The article can be described as a case study of social mobilization around land and water issues in rural Cambodia at a time of political-economic change. The mobilization very much relates to a specific ecological setting —the delicate ecological balance of the floodplain of the large Tonle Sap Lake in Cambodia— which the article describes in detail: a fragile progression from flooded forest to grasslands to lands near the national road traditionally used for rice agriculture, an ecology which changes in the course of the year with the annual flooding of the banks of the Tonle Sap. While there are purely ecological
issues which come into play, these are further complicated by changes in land policy and the increasing penetration of the floodplain entailed by rural development. The article specifically looks at the social and political implications of the development of a new kind of irrigation reservoir in the first decade of the millennium, which was initially supported by provincial officials. These reservoirs greatly increase the possibilities for large scale rice agriculture in the dry season. A variety of social arrangements have arisen in support of or in resistance to the new reservoirs, which are primarily owned by entrepreneurs with state land concessions, and significant disputes have emerged in several locations. While these disputes have to do primarily with the access of local populations to land, they also have to do with government policy toward the protection of the area of flooded forest surrounding the lake and protection, in a more general way, of the ecology of the floodplain. The article focuses on one communally owned reservoir, an exception to the general pattern to the degree to which it is not controlled by an individual entrepreneur. While seemingly a more positive arrangement, with benefits to villagers, the communally-owned reservoir has generated its own set of problems, both in the degree to which some segments of the rural population
feel excluded from it and in the degree to which it has also threatened protected areas. The article explores the political and social implications of the reservoir at a time of political dispute and changing policies toward the environment. It describes specific clashes between villagers, government officials and entrepreneurs during the period when research was conducted.

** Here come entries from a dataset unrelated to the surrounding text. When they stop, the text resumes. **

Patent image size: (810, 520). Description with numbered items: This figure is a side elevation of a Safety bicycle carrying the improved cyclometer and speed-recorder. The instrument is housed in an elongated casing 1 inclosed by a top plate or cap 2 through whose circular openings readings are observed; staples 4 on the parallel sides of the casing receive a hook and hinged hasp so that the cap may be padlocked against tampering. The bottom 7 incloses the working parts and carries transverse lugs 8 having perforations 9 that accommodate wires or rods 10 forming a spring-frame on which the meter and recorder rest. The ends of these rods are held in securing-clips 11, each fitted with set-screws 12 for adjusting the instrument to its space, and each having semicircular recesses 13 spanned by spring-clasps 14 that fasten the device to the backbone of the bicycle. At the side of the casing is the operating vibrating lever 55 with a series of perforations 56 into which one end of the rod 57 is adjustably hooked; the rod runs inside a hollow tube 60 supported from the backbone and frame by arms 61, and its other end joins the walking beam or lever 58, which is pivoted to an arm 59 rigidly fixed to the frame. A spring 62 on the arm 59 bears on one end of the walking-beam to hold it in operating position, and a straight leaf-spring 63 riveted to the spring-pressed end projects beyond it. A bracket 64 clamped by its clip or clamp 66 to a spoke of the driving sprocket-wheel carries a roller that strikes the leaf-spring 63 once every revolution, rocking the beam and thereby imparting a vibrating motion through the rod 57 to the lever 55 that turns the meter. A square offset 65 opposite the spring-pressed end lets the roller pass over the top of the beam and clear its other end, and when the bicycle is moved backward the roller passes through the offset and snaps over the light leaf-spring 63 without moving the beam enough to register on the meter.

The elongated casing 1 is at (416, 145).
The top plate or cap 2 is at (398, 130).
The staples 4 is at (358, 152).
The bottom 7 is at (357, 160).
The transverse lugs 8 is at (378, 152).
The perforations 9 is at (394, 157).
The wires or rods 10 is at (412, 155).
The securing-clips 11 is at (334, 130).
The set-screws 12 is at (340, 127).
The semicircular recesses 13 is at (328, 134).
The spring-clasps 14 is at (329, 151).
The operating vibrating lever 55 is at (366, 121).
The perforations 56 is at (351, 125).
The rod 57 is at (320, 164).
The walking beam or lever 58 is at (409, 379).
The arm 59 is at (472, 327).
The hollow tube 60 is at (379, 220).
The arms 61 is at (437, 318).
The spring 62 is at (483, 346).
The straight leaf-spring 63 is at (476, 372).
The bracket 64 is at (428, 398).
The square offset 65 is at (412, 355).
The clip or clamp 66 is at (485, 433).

The article considers how the situation relates to Elinor Ostrom’s models of Common Pool Resources but tends to reject any hard-and-fast theoretical model for events which relate, as well, to capitalist penetration, increasing state intervention (and, connected to this, processes of “territorialization”, and grass-roots resistance. The paper also considers larger anthropological questions of how, in Cambodian culture, groups have tended to mobilize, rural society has been organized around the use of land and water, and how these patterns have shifted in the aftermath of the disastrous Pol Pot period and the different political and economic regimes which have been put in place since then.